At the peak of SJ, several villages of south Chhattisgarh were evacuated and tens of thousands of tribals were forced to shift to camps in the vicinity of police stations. Hundreds were killed and tortured, many were raped and an unaccounted number migrated to neighbouring states. But Mr. Karma became famous and important, as he managed to garner support for SJ, cutting across party lines.

After an initial setback, the Maoists started challenging SJ at multiple levels. “Primarily, our recruitment escalated,” the military chief of North Regional Command of CPI (Maoist), Jagesh, told this correspondent in 2010. At another level, Mr. Karma and his movement got a hostile press across the world and eventually a Supreme Court judgment declared the movement as “unconstitutional.”

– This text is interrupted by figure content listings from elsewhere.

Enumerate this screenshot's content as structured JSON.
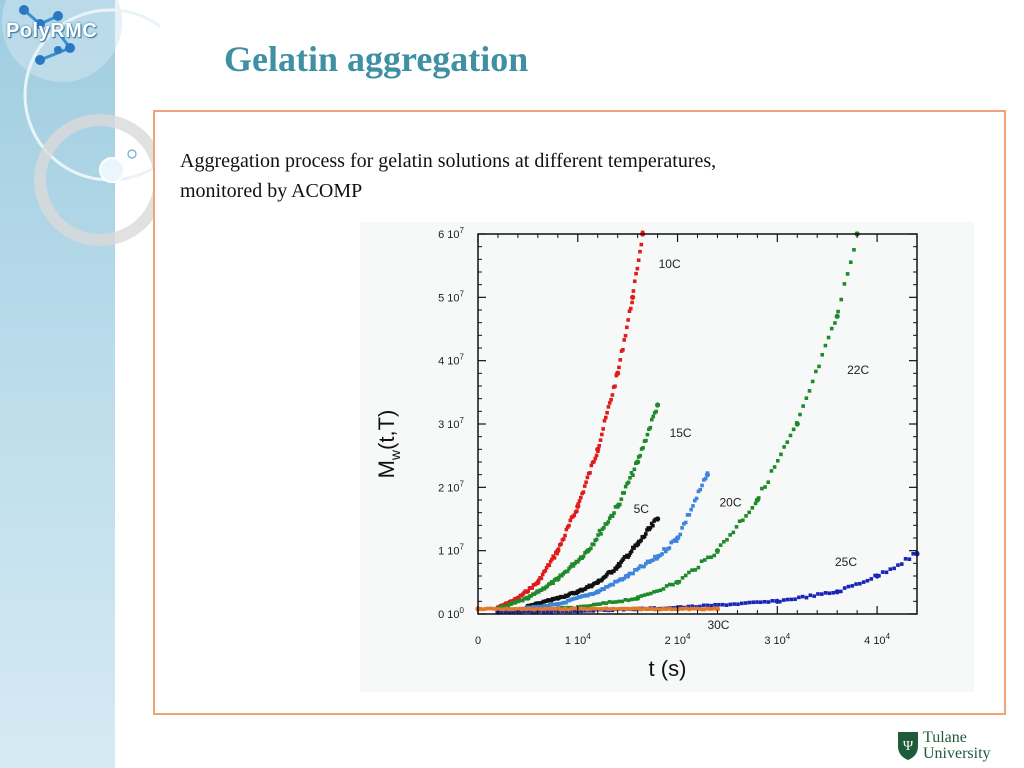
{
  "sidebar": {
    "logo_text": "PolyRMC"
  },
  "slide": {
    "title": "Gelatin aggregation",
    "caption_line1": "Aggregation process for gelatin solutions at different temperatures,",
    "caption_line2": "monitored by ACOMP"
  },
  "footer": {
    "university_line1": "Tulane",
    "university_line2": "University"
  },
  "chart_data": {
    "type": "scatter",
    "title": "",
    "xlabel": "t (s)",
    "ylabel": "Mw(t,T)",
    "xlim": [
      0,
      44000
    ],
    "ylim": [
      0,
      60000000
    ],
    "xticks": [
      {
        "value": 0,
        "label": "0"
      },
      {
        "value": 10000,
        "label": "1 10^4"
      },
      {
        "value": 20000,
        "label": "2 10^4"
      },
      {
        "value": 30000,
        "label": "3 10^4"
      },
      {
        "value": 40000,
        "label": "4 10^4"
      }
    ],
    "yticks": [
      {
        "value": 0,
        "label": "0 10^0"
      },
      {
        "value": 10000000,
        "label": "1 10^7"
      },
      {
        "value": 20000000,
        "label": "2 10^7"
      },
      {
        "value": 30000000,
        "label": "3 10^7"
      },
      {
        "value": 40000000,
        "label": "4 10^7"
      },
      {
        "value": 50000000,
        "label": "5 10^7"
      },
      {
        "value": 60000000,
        "label": "6 10^7"
      }
    ],
    "series": [
      {
        "name": "10C",
        "color": "#e01b1b",
        "x": [
          2000,
          4000,
          6000,
          8000,
          10000,
          12000,
          14000,
          15500,
          16500
        ],
        "y": [
          1000000,
          2500000,
          5000000,
          10000000,
          17000000,
          26000000,
          38000000,
          50000000,
          60000000
        ]
      },
      {
        "name": "15C",
        "color": "#1f8a2a",
        "x": [
          2000,
          5000,
          8000,
          11000,
          14000,
          16000,
          18000
        ],
        "y": [
          800000,
          2500000,
          5500000,
          10000000,
          17000000,
          24000000,
          33000000
        ]
      },
      {
        "name": "5C",
        "color": "#111111",
        "x": [
          5000,
          8000,
          10000,
          12000,
          14000,
          16000,
          18000
        ],
        "y": [
          1200000,
          2500000,
          3500000,
          5000000,
          7500000,
          11000000,
          15000000
        ]
      },
      {
        "name": "20C",
        "color": "#3c84dc",
        "x": [
          3000,
          8000,
          12000,
          15000,
          18000,
          20000,
          23000
        ],
        "y": [
          600000,
          1500000,
          3500000,
          6000000,
          9000000,
          12000000,
          22000000
        ]
      },
      {
        "name": "22C",
        "color": "#1f8a2a",
        "x": [
          3000,
          10000,
          16000,
          20000,
          24000,
          28000,
          32000,
          36000,
          38000
        ],
        "y": [
          500000,
          1000000,
          2500000,
          5000000,
          10000000,
          18000000,
          30000000,
          47000000,
          60000000
        ]
      },
      {
        "name": "25C",
        "color": "#1a23b8",
        "x": [
          2000,
          10000,
          20000,
          30000,
          36000,
          40000,
          44000
        ],
        "y": [
          300000,
          500000,
          1000000,
          2000000,
          3500000,
          6000000,
          9500000
        ]
      },
      {
        "name": "30C",
        "color": "#e07b2a",
        "x": [
          0,
          8000,
          16000,
          24000
        ],
        "y": [
          800000,
          800000,
          800000,
          800000
        ]
      }
    ],
    "grid": false,
    "legend": "none"
  }
}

Mr. Karma’s political career started waning as SJ collapsed. Finally, last Thursday, a Central Minister made it clear that ‘Bastar Tiger’ is no more the mascot of the party in Bastar. Perhaps the party realised that Mr. Karma had lost his base among his people after SJ. Out of this realisation his political masters announced his end on Thursday. His rivals, some of whom could well have been from his clan, killed him two days after.